# Boat's auto pilot leads two men into a cave in Point Loma - San Diego, CA



## kewl dude (Jun 1, 2008)

https://www.cbs8.com/

Screen Capture Attached: CBS8-SanDiego-Boat-In-Cave

Two men returning after dark from fishing offshore set their auto-pilot then both went to sleep. They awoke only after the vessel sailed into a two hundred feet deep Point Loma sea cave. The cave goes in about 100 feet then turn's 90 degrees to the right before ending at another 100 feet. San Diego Lifeguards responded to a May Day call from the men and rescued them. The boat is still in the cave. The latest report is the vessel has turned turtle. There are more pictures online.

CBS8-SanDiego-Boat-In-Cave.jpg (61.9 KB) 

Greg Hayden


----------



## Day Sailor (Nov 9, 2014)

They were lucky to get a distress call out of the cave.


----------



## kewl dude (Jun 1, 2008)

Latest report this evening September 12 @ 2300 local news. The swells and surf have reduced the yacht to "nothing that looks anything like a boat" - largest pieces are around four feet x four feet. The engines rest on the bottom of the cave.

Greg Hayden


----------



## John Rogers (May 11, 2004)

Its a good thing the Auto Pilot put them though the Hole/Cave, could have hit either side and that would have given them a wake-up call. People like that should have their Boat License pulled.


----------



## Farmer John (Feb 22, 2012)

John Rogers said:


> People like that should have their Boat License pulled.

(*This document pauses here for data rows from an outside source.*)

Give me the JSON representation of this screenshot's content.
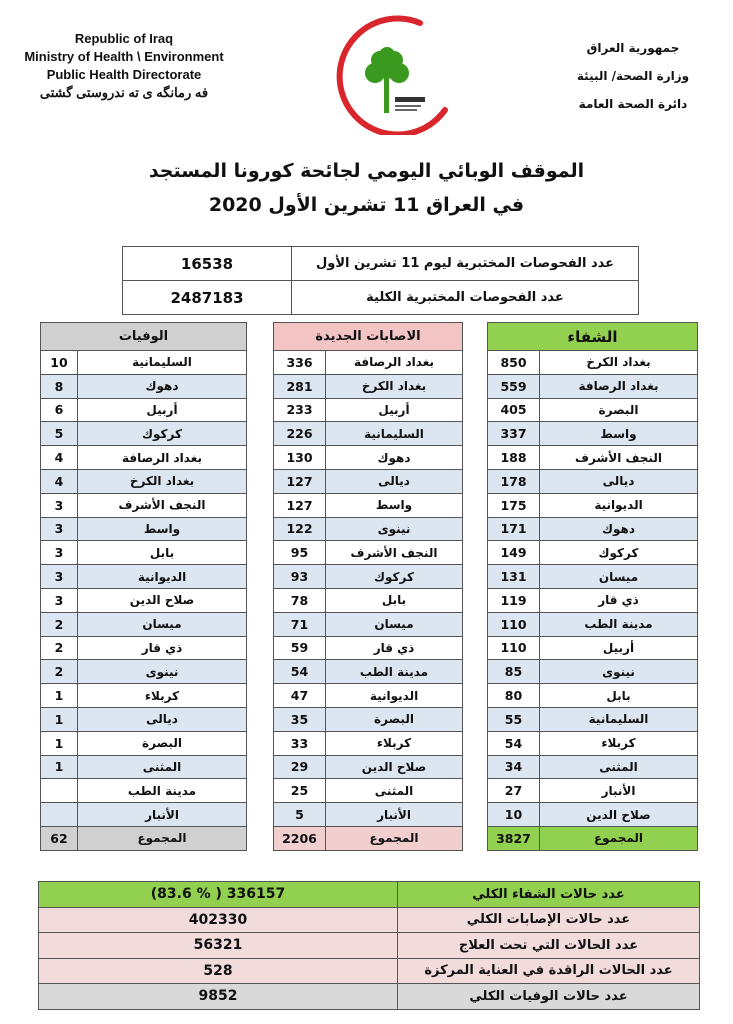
{
  "header": {
    "en": [
      "Republic of Iraq",
      "Ministry of Health \\ Environment",
      "Public Health Directorate",
      "فه رمانگه ی ته ندروستی گشتی"
    ],
    "ar": [
      "جمهورية العراق",
      "وزارة الصحة/ البيئة",
      "دائرة الصحة العامة"
    ]
  },
  "title": {
    "line1": "الموقف الوبائي اليومي لجائحة كورونا المستجد",
    "line2": "في العراق  11  تشرين الأول 2020"
  },
  "tests": [
    {
      "label": "عدد الفحوصات المختبرية  ليوم 11 تشرين الأول",
      "value": "16538"
    },
    {
      "label": "عدد الفحوصات المختبرية الكلية",
      "value": "2487183"
    }
  ],
  "recovered": {
    "header": "الشفاء",
    "rows": [
      [
        "بغداد الكرخ",
        "850"
      ],
      [
        "بغداد الرصافة",
        "559"
      ],
      [
        "البصرة",
        "405"
      ],
      [
        "واسط",
        "337"
      ],
      [
        "النجف الأشرف",
        "188"
      ],
      [
        "ديالى",
        "178"
      ],
      [
        "الديوانية",
        "175"
      ],
      [
        "دهوك",
        "171"
      ],
      [
        "كركوك",
        "149"
      ],
      [
        "ميسان",
        "131"
      ],
      [
        "ذي قار",
        "119"
      ],
      [
        "مدينة الطب",
        "110"
      ],
      [
        "أربيل",
        "110"
      ],
      [
        "نينوى",
        "85"
      ],
      [
        "بابل",
        "80"
      ],
      [
        "السليمانية",
        "55"
      ],
      [
        "كربلاء",
        "54"
      ],
      [
        "المثنى",
        "34"
      ],
      [
        "الأنبار",
        "27"
      ],
      [
        "صلاح الدين",
        "10"
      ]
    ],
    "total_label": "المجموع",
    "total": "3827"
  },
  "cases": {
    "header": "الاصابات الجديدة",
    "rows": [
      [
        "بغداد الرصافة",
        "336"
      ],
      [
        "بغداد الكرخ",
        "281"
      ],
      [
        "أربيل",
        "233"
      ],
      [
        "السليمانية",
        "226"
      ],
      [
        "دهوك",
        "130"
      ],
      [
        "ديالى",
        "127"
      ],
      [
        "واسط",
        "127"
      ],
      [
        "نينوى",
        "122"
      ],
      [
        "النجف الأشرف",
        "95"
      ],
      [
        "كركوك",
        "93"
      ],
      [
        "بابل",
        "78"
      ],
      [
        "ميسان",
        "71"
      ],
      [
        "ذي قار",
        "59"
      ],
      [
        "مدينة الطب",
        "54"
      ],
      [
        "الديوانية",
        "47"
      ],
      [
        "البصرة",
        "35"
      ],
      [
        "كربلاء",
        "33"
      ],
      [
        "صلاح الدين",
        "29"
      ],
      [
        "المثنى",
        "25"
      ],
      [
        "الأنبار",
        "5"
      ]
    ],
    "total_label": "المجموع",
    "total": "2206"
  },
  "deaths": {
    "header": "الوفيات",
    "rows": [
      [
        "السليمانية",
        "10"
      ],
      [
        "دهوك",
        "8"
      ],
      [
        "أربيل",
        "6"
      ],
      [
        "كركوك",
        "5"
      ],
      [
        "بغداد الرصافة",
        "4"
      ],
      [
        "بغداد الكرخ",
        "4"
      ],
      [
        "النجف الأشرف",
        "3"
      ],
      [
        "واسط",
        "3"
      ],
      [
        "بابل",
        "3"
      ],
      [
        "الديوانية",
        "3"
      ],
      [
        "صلاح الدين",
        "3"
      ],
      [
        "ميسان",
        "2"
      ],
      [
        "ذي قار",
        "2"
      ],
      [
        "نينوى",
        "2"
      ],
      [
        "كربلاء",
        "1"
      ],
      [
        "ديالى",
        "1"
      ],
      [
        "البصرة",
        "1"
      ],
      [
        "المثنى",
        "1"
      ],
      [
        "مدينة الطب",
        ""
      ],
      [
        "الأنبار",
        ""
      ]
    ],
    "total_label": "المجموع",
    "total": "62"
  },
  "summary": [
    {
      "label": "عدد حالات الشفاء الكلي",
      "value": "(83.6 % )   336157",
      "color": "#92d050"
    },
    {
      "label": "عدد حالات الإصابات الكلي",
      "value": "402330",
      "color": "#f2dcdb"
    },
    {
      "label": "عدد الحالات التي تحت العلاج",
      "value": "56321",
      "color": "#f2dcdb"
    },
    {
      "label": "عدد الحالات الراقدة في العناية المركزة",
      "value": "528",
      "color": "#f2dcdb"
    },
    {
      "label": "عدد حالات الوفيات الكلي",
      "value": "9852",
      "color": "#d9d9d9"
    }
  ],
  "colors": {
    "recovered": "#92d050",
    "cases": "#f2c4c4",
    "deaths": "#d0d0d0",
    "row_alt": "#dce6f1",
    "logo_arc": "#d9262c",
    "logo_tree": "#3a9a1f"
  }
}
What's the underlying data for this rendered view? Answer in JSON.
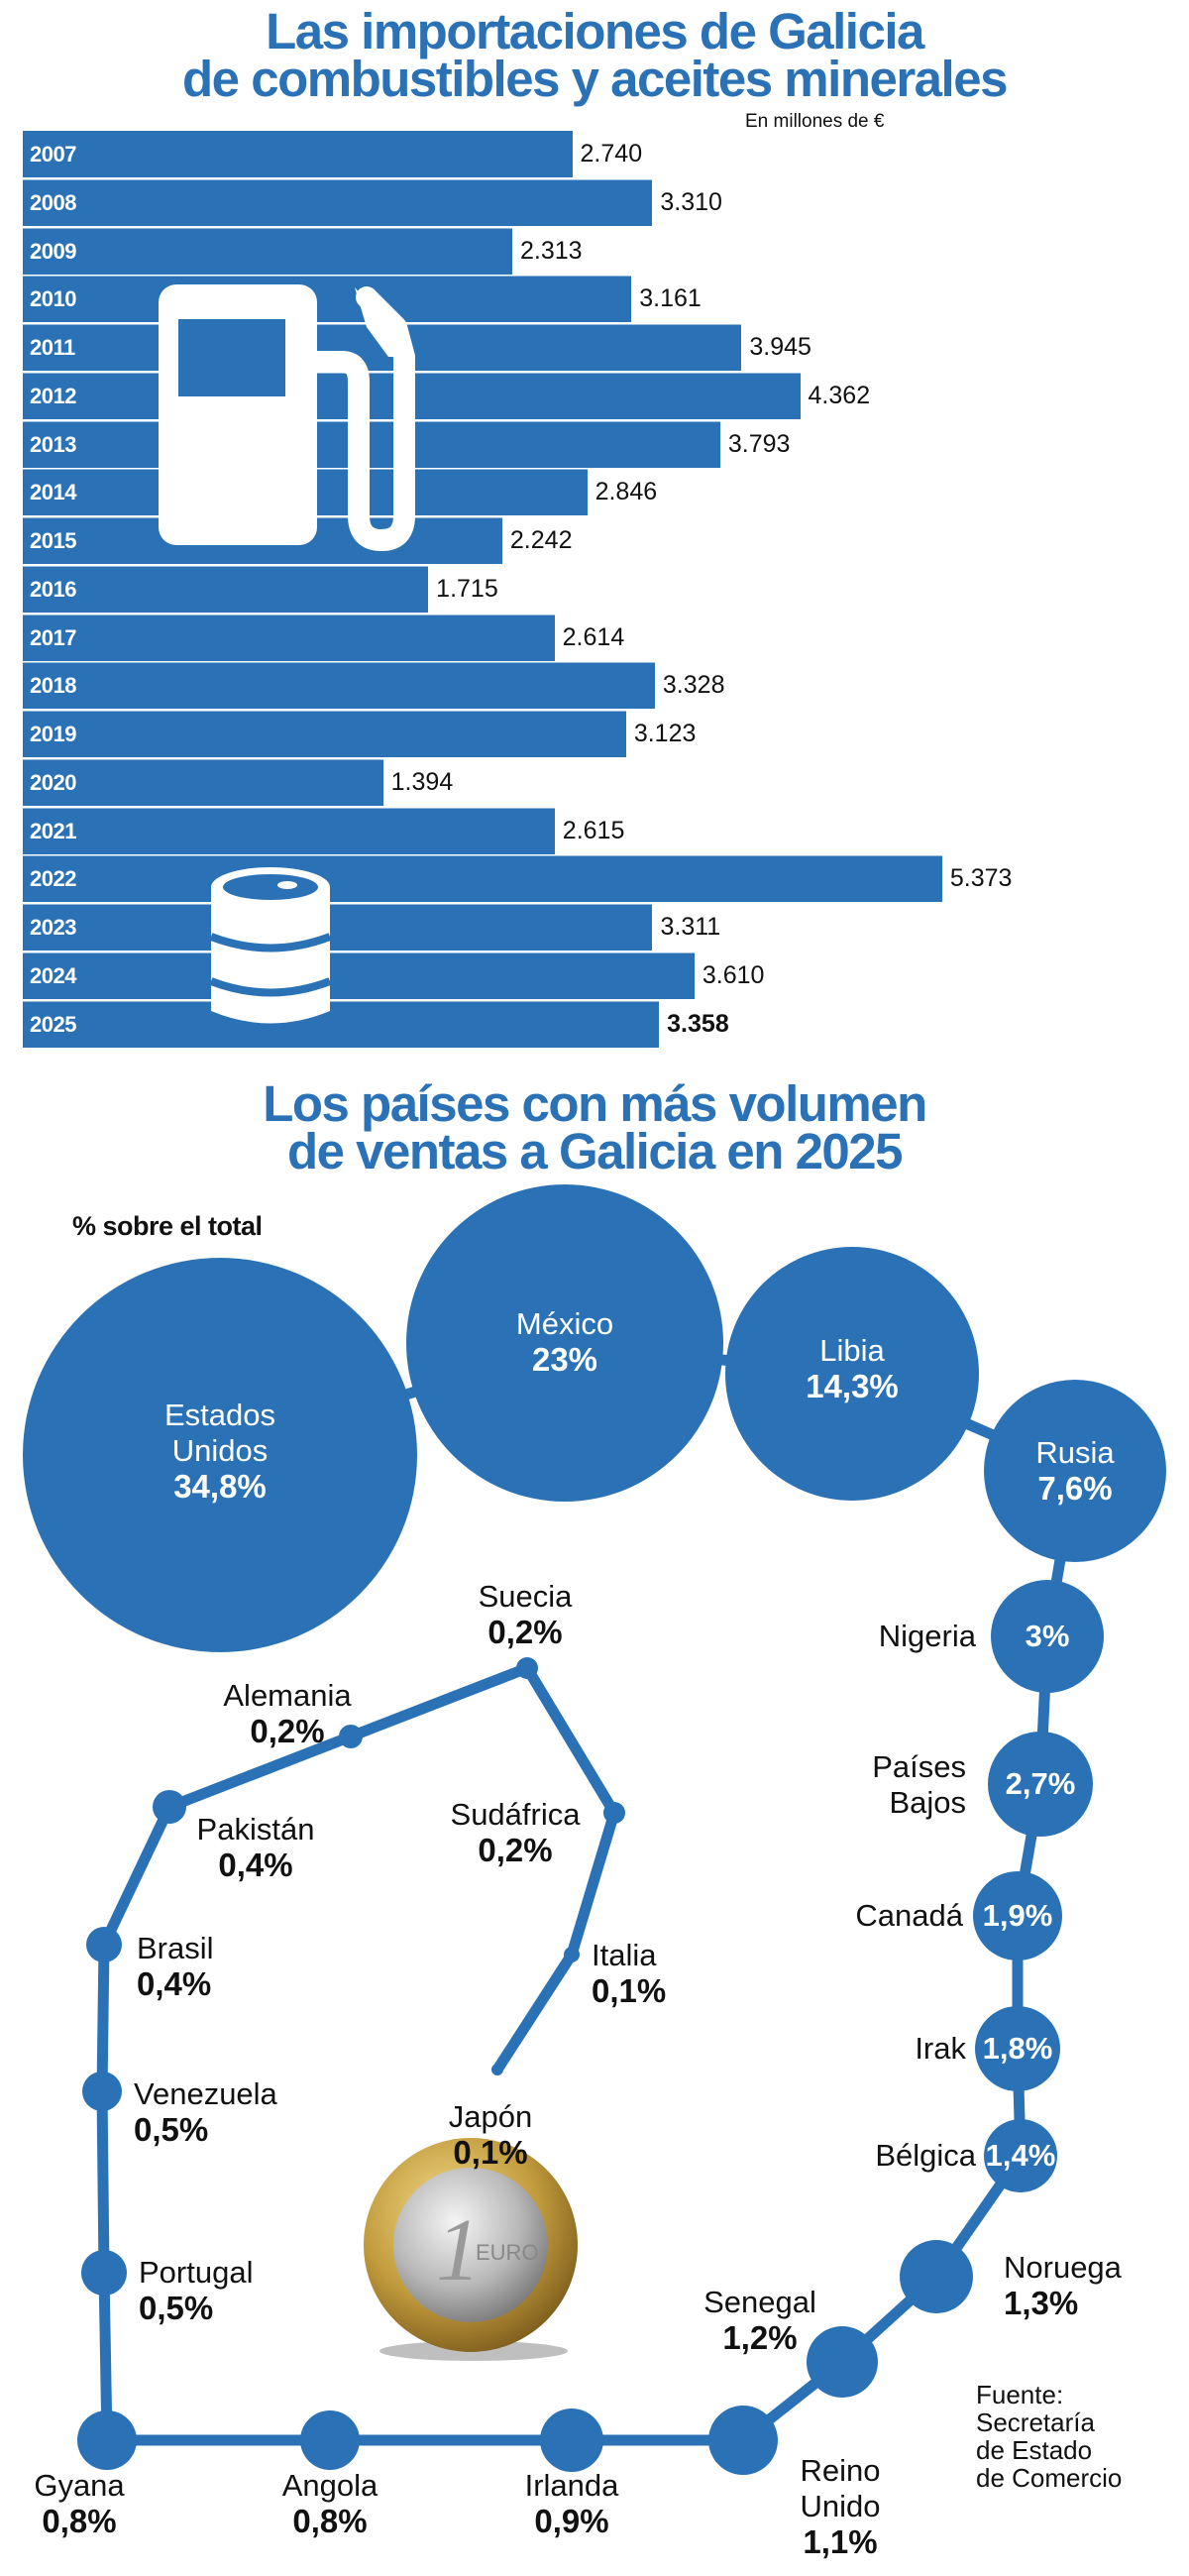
{
  "colors": {
    "brand_blue": "#2a72b5",
    "text": "#111111"
  },
  "chart_data": [
    {
      "type": "bar",
      "orientation": "horizontal",
      "title": "Las importaciones de Galicia de combustibles y aceites minerales",
      "title_lines": [
        "Las importaciones de Galicia",
        "de combustibles y aceites minerales"
      ],
      "unit_label": "En millones de €",
      "categories": [
        "2007",
        "2008",
        "2009",
        "2010",
        "2011",
        "2012",
        "2013",
        "2014",
        "2015",
        "2016",
        "2017",
        "2018",
        "2019",
        "2020",
        "2021",
        "2022",
        "2023",
        "2024",
        "2025"
      ],
      "values": [
        2740,
        3310,
        2313,
        3161,
        3945,
        4362,
        3793,
        2846,
        2242,
        1715,
        2614,
        3328,
        3123,
        1394,
        2615,
        5373,
        3311,
        3610,
        3358
      ],
      "value_labels": [
        "2.740",
        "3.310",
        "2.313",
        "3.161",
        "3.945",
        "4.362",
        "3.793",
        "2.846",
        "2.242",
        "1.715",
        "2.614",
        "3.328",
        "3.123",
        "1.394",
        "2.615",
        "5.373",
        "3.311",
        "3.610",
        "3.358"
      ],
      "highlight": "2025",
      "icons": [
        "fuel-pump-icon",
        "oil-barrel-icon"
      ]
    },
    {
      "type": "bubble",
      "title": "Los países con más volumen de ventas a Galicia en 2025",
      "title_lines": [
        "Los países con más volumen",
        "de ventas a Galicia en 2025"
      ],
      "measure_label": "% sobre el total",
      "countries": [
        {
          "name": "Estados Unidos",
          "pct": "34,8%",
          "value": 34.8
        },
        {
          "name": "México",
          "pct": "23%",
          "value": 23
        },
        {
          "name": "Libia",
          "pct": "14,3%",
          "value": 14.3
        },
        {
          "name": "Rusia",
          "pct": "7,6%",
          "value": 7.6
        },
        {
          "name": "Nigeria",
          "pct": "3%",
          "value": 3
        },
        {
          "name": "Países Bajos",
          "pct": "2,7%",
          "value": 2.7
        },
        {
          "name": "Canadá",
          "pct": "1,9%",
          "value": 1.9
        },
        {
          "name": "Irak",
          "pct": "1,8%",
          "value": 1.8
        },
        {
          "name": "Bélgica",
          "pct": "1,4%",
          "value": 1.4
        },
        {
          "name": "Noruega",
          "pct": "1,3%",
          "value": 1.3
        },
        {
          "name": "Senegal",
          "pct": "1,2%",
          "value": 1.2
        },
        {
          "name": "Reino Unido",
          "pct": "1,1%",
          "value": 1.1
        },
        {
          "name": "Irlanda",
          "pct": "0,9%",
          "value": 0.9
        },
        {
          "name": "Angola",
          "pct": "0,8%",
          "value": 0.8
        },
        {
          "name": "Gyana",
          "pct": "0,8%",
          "value": 0.8
        },
        {
          "name": "Portugal",
          "pct": "0,5%",
          "value": 0.5
        },
        {
          "name": "Venezuela",
          "pct": "0,5%",
          "value": 0.5
        },
        {
          "name": "Brasil",
          "pct": "0,4%",
          "value": 0.4
        },
        {
          "name": "Pakistán",
          "pct": "0,4%",
          "value": 0.4
        },
        {
          "name": "Alemania",
          "pct": "0,2%",
          "value": 0.2
        },
        {
          "name": "Suecia",
          "pct": "0,2%",
          "value": 0.2
        },
        {
          "name": "Sudáfrica",
          "pct": "0,2%",
          "value": 0.2
        },
        {
          "name": "Italia",
          "pct": "0,1%",
          "value": 0.1
        },
        {
          "name": "Japón",
          "pct": "0,1%",
          "value": 0.1
        }
      ],
      "decoration": "euro-coin-icon"
    }
  ],
  "source_lines": [
    "Fuente:",
    "Secretaría",
    "de Estado",
    "de Comercio"
  ]
}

Let them keep the one they have until it wears out.


----------



## harry t. (Oct 25, 2008)

In the 50’s, 3rd mate on an old Baltic trader swinging on the steam whistle halyards every two minutes in thick fog, no radar, no gyro, just D/F and the log rotator aft. Using D/R positions since clearing the Pentland Firth two or three days earlier. After altering course using cross bearings on the D/F from Portpatrick and Mew Is. and the D/R posn. It was assumed we must now be steaming (at reduced speed) up the middle of the lough to the pilot station and our port of discharge. Shortly after this alteration and another long blast on the whistle, it was answered immediately by another up ahead. The old man didn’t hesitate or waste a second, –‘full ahead and hard a port’, the mate and chippy where sent for’ad and the anchor dropped. Later, when the fog cleared, the old man’s family amongst the onlookers on the promenade shouted greeting across the water. Before we got underway, he instructed his family to see to it the engineer on the railway engine was bought a drink for his prompt response to our fog signal. His engine had been coming out of the rail tunnel at the ‘Bla Hole’ and we had been heading straight at it. Duff D/R’s aplenty then.


----------



## Ron Stringer (Mar 15, 2005)

Harry, true or not, that story is absolutely great and so very reminiscent of so many of the tales that were exchanged at sea. Thank you.


----------



## harry t. (Oct 25, 2008)

Hi and hello Ron, a very true account. 1st trip uncertificated 3rd mate on an old coal burner, spent nearly every hour on watch out on the bridge wing hanging on to those halyards in fog, until they parted during that incident. A twenty two day round trip lasting two months on account of the fog and ice. 
The old man came from Whitehead in Co.Antrim near the rail tunnel at the 'Bla Hole' (Blow Hole), so everyone knew everyone, hence the request to 'buy the man on the end of railway engine whistle a drink' - for saving us from a disaster. Our deck cargo of creosoted telegraph poles would have made one fine mess of the towns seafront and promonade, and the old man would never have lived it down in that wee part of the world. I always remembered it was a bit of quick thinking on his part. I also well remembered the bosun on that lady, Julian, from the Seychelles, who had been there from when she was returned as a war prize, and had no notion of ever going back home.


----------